Current Medical Research and Opinion | 2004
A. J. Clark; Sam H. Ahmedzai; L. G. Allan; F. Camacho; G. L. A. Horbay; Ute Richarz; Karen H. Simpson
SUMMARY Purpose: To evaluate effectiveness and safety information of transdermal fentanyl (TDF) (Duragesic/Durogesic*) and sustained-release oral morphine (SRM) in cancer pain (CP) and chronic non-cancer pain (NCP), a pooled analysis was conducted on datasets of published, open label, uncontrolled (no comparator group) and randomised controlled (with SRM as comparator) studies of TDF. Patients and methods: Eight trials with treatment durations of at least 28 days met the inclusion criteria. The effectiveness analysis assessed changes in average pain and pain ‘right now’ scores between baseline and Day 28. The safety analysis evaluated the incidence of adverse events (AEs) reported within the first 28 days of treatment with TDF or SRM. Subgroup analyses included pain type, gender, age, weight, and body mass index. Results: Pooled efficacy data were available from 1220 patients; these showed that both TDF and SRM were effective in improving pain ‘right now’ scores (0–100 scale) from baseline to Day 28. The improvement was significantly more pronounced in the TDF treatment group (–26.7 ± 31.3 for TDF, –18.7 ± 30.9 for SRM, p = 0.002).
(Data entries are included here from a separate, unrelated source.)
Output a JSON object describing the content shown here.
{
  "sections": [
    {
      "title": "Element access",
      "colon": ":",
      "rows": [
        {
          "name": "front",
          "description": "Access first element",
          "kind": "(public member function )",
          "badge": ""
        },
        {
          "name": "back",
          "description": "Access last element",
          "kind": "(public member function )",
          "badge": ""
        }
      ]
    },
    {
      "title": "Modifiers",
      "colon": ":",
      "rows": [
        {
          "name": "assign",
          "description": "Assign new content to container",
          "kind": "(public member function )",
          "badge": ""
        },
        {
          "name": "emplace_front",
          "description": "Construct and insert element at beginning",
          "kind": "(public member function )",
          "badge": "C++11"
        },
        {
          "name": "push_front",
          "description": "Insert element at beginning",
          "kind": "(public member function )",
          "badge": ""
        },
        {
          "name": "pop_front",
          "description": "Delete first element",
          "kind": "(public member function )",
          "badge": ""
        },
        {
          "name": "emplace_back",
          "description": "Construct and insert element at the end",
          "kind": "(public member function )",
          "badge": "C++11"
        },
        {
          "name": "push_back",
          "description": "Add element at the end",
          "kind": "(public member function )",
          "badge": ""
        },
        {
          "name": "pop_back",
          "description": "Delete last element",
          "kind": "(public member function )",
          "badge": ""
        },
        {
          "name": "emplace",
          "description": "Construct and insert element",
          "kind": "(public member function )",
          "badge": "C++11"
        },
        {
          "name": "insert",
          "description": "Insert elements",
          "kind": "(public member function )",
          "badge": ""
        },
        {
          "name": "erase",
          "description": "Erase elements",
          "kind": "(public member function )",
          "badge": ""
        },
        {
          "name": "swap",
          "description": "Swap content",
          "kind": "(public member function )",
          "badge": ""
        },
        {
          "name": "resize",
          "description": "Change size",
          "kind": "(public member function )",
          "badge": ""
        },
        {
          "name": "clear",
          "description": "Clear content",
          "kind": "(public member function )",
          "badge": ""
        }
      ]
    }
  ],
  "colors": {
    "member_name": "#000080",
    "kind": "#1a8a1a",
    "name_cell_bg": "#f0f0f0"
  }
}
This favourable effect of TDF was most apparent amongst patients with NCP. Data concerning AEs were available from over 2500 patients with CP (3 out of 10 patients) or chronic NCP (7 out of 10 patients). Significantly fewer patients in the TDF than in the SRM group reported any AE (72% vs. 87% respectively; p < 0.001), or an AE leading to the study drug being permanently discontinued (16% vs. 23% respectively; p < 0.001). Constipation and somnolence occurred considerably less frequently in the TDF than in the SRM treatment group. This difference was statistically significant in both the CP and NCP subgroups. Conclusion: This pooled data analysis provides expanded insight into the safety and effectiveness profile of transdermal fentanyl in patients with chronic pain. It shows significantly improved pain relief with transdermal fentanyl compared with sustained-release oral morphine, and supports current evidence of favourable tolerability of transdermal fentanyl, particularly with regard to reduced constipation and somnolence.